En cualquier caso, lo que nos parece relevante es que mediante la noción de repertorialidad tenemos una herramienta abierta de comparación y discusión –en los términos antropológicos que Marx sugiriera en su Sexta Tesis sobre Feuerbach- de diferentes gramáticas culturales.

Otro elemento de indudable calado crítico es el que nos aporta la noción de “desacoplamiento relativo” o su inversa de “hiperacoplamiento”. Veámoslas.
Dada una repertorialidad cualquiera, un sistema objetual o un léxico cualquiera, es inevitable que se generen acoplamientos con los diferentes agentes que entren en relación con el mismo. No olvidemos que esos agentes no pueden ni siquiera concebirse fuera del acoplamiento con una o más repertorialidades y que las repertorialidades necesitan a su vez de agentes disposicionales que se acoplen con ellas para existir. Pues bien, en cualquiera de estos acoplamientos lo más normal es que haya disposiciones del agente que queden desocupadas, funciones posibles que no hayan sido saturadas. Igualmente es muy posible que haya elementos, objetos de esa repertorialidad para los que no encontremos acoplamiento, que acaso no sepamos descodificar y que por tanto queden como en la reserva.
Ese relativo desacoplamiento, ese encuentro no saturado de sujetos y objetos, por el cual quedan tanto disposiciones como elementos repertoriales “sueltos”, no actualizados o definidos genera un relativo malestar en la cultura modal en que habitamos, una inquietud, una necesidad de mover esas disposiciones ociosas y de encontrar un acoplamiento acaso imprevisto o desviado para esos elementos repertoriales que habían quedado en reserva. Es muy posible que de esos relativos desacoplamientos y de las redefiniciones modales que producen surjan nuevas composiciones repertoriales, nuevos modos de relación o bien que se actualicen y afinen los ya existentes.
Por el contrario, cuando lo que se produce es un acoplamiento tan perfecto que no queda clavija alguna suelta, entonces parece que el sistema modal en cuestión se acerca a la extinción o mejor dicho a la más completa y aburrida esterilidad.
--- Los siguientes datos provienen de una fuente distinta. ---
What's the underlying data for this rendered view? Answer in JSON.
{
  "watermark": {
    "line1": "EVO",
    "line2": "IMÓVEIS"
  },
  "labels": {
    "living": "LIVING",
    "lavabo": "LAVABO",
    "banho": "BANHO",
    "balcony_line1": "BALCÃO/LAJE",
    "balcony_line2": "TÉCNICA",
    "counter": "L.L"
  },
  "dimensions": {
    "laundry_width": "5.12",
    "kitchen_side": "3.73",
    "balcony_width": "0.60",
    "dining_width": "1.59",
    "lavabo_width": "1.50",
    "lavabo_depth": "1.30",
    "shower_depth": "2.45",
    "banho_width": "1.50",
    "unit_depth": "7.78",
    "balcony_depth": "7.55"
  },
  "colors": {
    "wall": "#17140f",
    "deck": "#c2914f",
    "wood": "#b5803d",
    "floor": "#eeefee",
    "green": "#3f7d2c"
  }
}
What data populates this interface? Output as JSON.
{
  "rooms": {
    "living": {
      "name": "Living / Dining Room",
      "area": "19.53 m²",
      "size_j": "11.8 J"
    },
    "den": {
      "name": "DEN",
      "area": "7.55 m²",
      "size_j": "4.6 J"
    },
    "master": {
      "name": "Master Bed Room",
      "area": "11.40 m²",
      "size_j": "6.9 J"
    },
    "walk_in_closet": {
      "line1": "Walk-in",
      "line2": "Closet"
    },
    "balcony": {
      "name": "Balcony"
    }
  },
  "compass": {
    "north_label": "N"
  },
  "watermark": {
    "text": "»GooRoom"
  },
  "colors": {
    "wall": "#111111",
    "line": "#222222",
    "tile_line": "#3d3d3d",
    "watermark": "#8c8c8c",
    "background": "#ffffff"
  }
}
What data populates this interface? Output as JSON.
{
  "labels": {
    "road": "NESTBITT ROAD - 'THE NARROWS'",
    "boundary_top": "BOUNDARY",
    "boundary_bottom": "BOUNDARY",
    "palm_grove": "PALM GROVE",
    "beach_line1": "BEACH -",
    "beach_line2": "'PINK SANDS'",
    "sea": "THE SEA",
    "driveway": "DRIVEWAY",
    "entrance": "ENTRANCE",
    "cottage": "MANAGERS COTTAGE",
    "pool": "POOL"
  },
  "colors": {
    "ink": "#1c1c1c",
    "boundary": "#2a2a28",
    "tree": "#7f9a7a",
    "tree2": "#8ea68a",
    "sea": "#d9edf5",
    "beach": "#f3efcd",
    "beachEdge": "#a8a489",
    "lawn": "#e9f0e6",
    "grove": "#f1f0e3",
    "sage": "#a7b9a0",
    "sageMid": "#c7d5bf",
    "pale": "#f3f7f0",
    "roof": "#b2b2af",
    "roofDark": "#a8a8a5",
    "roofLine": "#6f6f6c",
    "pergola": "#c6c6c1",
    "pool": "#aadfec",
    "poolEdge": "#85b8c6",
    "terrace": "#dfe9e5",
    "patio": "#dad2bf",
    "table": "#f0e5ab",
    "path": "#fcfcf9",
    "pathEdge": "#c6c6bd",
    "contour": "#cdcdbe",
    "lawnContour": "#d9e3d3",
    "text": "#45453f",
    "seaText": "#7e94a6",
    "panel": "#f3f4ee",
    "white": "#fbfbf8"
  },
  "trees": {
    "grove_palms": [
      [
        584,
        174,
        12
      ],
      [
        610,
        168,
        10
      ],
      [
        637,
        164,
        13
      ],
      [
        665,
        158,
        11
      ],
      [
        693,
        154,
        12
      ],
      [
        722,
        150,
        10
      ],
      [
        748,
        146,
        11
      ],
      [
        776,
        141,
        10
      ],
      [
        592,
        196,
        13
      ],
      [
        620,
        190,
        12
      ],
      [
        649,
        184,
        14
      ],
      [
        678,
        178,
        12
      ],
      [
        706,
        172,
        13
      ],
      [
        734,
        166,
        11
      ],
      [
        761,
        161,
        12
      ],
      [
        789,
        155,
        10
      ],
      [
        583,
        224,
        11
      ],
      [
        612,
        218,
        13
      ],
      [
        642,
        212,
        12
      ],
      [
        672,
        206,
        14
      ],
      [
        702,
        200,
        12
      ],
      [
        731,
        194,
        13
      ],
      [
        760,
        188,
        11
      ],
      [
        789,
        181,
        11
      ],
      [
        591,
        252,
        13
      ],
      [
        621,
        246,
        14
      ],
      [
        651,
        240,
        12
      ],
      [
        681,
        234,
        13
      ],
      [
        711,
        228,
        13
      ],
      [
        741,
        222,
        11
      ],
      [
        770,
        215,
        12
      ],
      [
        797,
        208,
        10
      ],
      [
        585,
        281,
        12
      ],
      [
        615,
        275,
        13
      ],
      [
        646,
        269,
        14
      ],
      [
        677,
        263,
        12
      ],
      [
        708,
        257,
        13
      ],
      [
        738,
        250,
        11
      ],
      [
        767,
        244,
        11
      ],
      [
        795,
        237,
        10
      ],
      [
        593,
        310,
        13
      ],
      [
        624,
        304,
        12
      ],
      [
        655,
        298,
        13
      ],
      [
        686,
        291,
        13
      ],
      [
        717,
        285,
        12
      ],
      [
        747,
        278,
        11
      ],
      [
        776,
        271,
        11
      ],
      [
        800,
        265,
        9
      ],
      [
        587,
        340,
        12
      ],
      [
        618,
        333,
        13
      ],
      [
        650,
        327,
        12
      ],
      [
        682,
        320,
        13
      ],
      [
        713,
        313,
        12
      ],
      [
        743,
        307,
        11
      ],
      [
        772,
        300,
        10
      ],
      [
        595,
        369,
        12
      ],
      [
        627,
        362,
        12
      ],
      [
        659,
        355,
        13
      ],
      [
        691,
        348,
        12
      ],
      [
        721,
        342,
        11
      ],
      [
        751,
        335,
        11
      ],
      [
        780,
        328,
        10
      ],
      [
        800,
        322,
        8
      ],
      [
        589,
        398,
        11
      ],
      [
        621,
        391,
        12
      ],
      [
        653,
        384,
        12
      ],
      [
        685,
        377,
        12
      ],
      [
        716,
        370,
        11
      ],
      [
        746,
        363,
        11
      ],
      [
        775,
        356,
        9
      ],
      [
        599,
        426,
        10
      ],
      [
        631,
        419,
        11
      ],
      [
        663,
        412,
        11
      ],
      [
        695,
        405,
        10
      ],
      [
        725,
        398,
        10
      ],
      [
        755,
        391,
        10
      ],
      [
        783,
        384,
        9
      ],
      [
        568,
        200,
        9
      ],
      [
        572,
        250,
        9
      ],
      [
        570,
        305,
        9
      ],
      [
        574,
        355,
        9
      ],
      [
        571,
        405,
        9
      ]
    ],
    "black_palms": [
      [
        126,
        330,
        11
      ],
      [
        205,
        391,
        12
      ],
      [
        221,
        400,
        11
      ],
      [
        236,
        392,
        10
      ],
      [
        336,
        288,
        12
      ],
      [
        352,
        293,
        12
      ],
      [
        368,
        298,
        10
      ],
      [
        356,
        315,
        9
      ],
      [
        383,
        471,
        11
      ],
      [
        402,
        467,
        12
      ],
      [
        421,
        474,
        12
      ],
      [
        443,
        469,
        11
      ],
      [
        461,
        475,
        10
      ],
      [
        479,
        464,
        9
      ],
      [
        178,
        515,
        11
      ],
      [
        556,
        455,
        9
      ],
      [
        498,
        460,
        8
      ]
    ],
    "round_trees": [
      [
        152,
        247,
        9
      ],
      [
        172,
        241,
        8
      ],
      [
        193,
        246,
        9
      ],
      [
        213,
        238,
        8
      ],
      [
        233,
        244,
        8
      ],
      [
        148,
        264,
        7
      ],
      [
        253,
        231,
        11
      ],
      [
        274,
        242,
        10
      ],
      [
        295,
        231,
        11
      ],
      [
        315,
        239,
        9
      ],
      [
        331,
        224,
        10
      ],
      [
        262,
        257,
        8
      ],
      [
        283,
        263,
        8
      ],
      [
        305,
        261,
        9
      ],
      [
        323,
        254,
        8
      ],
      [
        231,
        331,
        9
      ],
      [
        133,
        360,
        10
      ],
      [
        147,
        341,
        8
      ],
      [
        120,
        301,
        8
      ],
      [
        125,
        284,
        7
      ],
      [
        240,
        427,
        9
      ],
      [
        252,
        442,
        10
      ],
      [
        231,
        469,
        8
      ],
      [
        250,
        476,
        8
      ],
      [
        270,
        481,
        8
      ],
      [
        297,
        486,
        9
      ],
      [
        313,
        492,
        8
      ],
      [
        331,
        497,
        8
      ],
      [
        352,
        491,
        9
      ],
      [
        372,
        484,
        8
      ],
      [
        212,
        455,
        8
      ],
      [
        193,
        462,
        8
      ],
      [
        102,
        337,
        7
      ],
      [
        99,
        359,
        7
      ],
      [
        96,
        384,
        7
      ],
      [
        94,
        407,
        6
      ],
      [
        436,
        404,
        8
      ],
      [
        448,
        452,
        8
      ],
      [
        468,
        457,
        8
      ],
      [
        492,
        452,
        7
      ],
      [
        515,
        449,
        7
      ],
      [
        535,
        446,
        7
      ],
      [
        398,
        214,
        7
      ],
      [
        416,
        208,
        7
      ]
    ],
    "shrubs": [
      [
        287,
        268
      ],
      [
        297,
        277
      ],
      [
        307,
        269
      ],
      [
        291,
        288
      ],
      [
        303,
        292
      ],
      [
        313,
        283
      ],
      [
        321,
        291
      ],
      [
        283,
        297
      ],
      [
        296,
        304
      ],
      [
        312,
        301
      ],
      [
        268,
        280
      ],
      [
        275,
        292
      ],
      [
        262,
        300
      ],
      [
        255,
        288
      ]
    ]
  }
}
Se hace difícil evitar pensar en Suiza, las sociedades escandinavas o en Disneylandia –ya que estamos- al hablar de estos hiperacoplamientos donde todo sucede para que nada suceda. De aquí la mala fama, en general, de la felicidad, de cierta felicidad un tanto ñoña que se obtiene a base de cegar las grietas, los desacoplamientos que –en última instancia- nos permiten ser instituyentes.
De eso se trata precisamente. Tampoco se trata de convertirnos todos en existencialistas o cowboys desacoplados galopando solitarios por el desierto. La medida en que cualquier desacoplamiento resulta fértil es la medida en que nos permite desplegar nuestras potencias instituyentes, nuestra capacidad para organizar nuestro entorno y nuestras vidas con la máxima autonomía. Y ahí te quiero ver.

….



Concluir sin cerrar.

Lo fácil tanto si uno se mueve por Hollywood o si frecuenta las reuniones informales de la Internacional Situacionista, es objetivar la monstruosidad experiencial en el Espectáculo o en Matrix,cada cual a su gusto y seguir esperando figuras mesiánicas –ya sean Keanu Reeves o Guy Debord- que vengan a desconectar la máquina y así nos liberen de una vez para siempre del mal… Pero ¿quien cree aun en Keanu Debord?
¿Qué máquina hay que desconectar, de quien hay que huir cuando sucede, como es característico en la monstruosidad experiencial, que el asustador y el asustado son uno y el mismo? Cuando sucede ya no que el monstruo surja de nosotros mismos, como era el caso con la monstruosidad endógena, sino cuando el monstruo es nosotros mismos.
¿Cómo vivir cuando no sabemos si en verdad estamos vivos o no somos más que un fragmento de algo que alguna vez ha estado vivo pero que ahora se encuentra sometido, según todas las evidencias, a un sistema de producción donde la generatividad está tan prevista y pre-dicha como la producción mecánica de efectos?
¿Cual es la operación que ejecuta Segismundo, al cabo nuestro referente en esto de la monstruosidad experiencial, para superar la paradoja de la experiencia que no constituye experiencia?
Ante la ausencia de certezas de orden metafísico, Segismundo transforma el problema ontológico en un problema epistemológico. Segismundo se hace kantiano, que es tanto como decir que se convierte en moderno e ilustrado. Es decir, adopta una serie de imperativos de organización del conocimiento y la acción que decide aplicar con independencia de que esté despierto o soñando. ¿Es ese el único camino que le queda a los fragmentados? ¿Una especie de palos de ciego metódicamente administrados?. Lo que nos queda por saber es si el ciego, por ser metódico es menos ciego o si con ello empieza a conformar un sentido o una sensibilidad diferente, la del que sabiéndose fragmentado inicia lenta y tentativamente la recuperación de su dignidad posible.
Ese es el camino que nos ofrecen todos los monstruos de la fragmentación, desde la Criatura de Frankenstein a los bibliófilos disidentes de Fahrenheit 451 o los fragmentados y magnetizados habitantes del barrio basura de “Be kind, rewind”, cuando deciden mudarse a las enormes llanuras de Sudamerica , escaparse a los bosques a musitar en voz baja una y otra vez los libros que han aprendido de memoria, o deciden empezar a hacer su propio relato en vez de seguir haciendo componendas, bricolages con las cintas borradas, los trastos del desguace y los no menos ruinosos restos de su memoria .
Ese parece ser también el geométrico camino que siguieron Spinoza o Descartes y que cabrá estudiar en una Teoría de las Formas, un organon a la vez lógico, epistemológico y conductual. Una estética modal.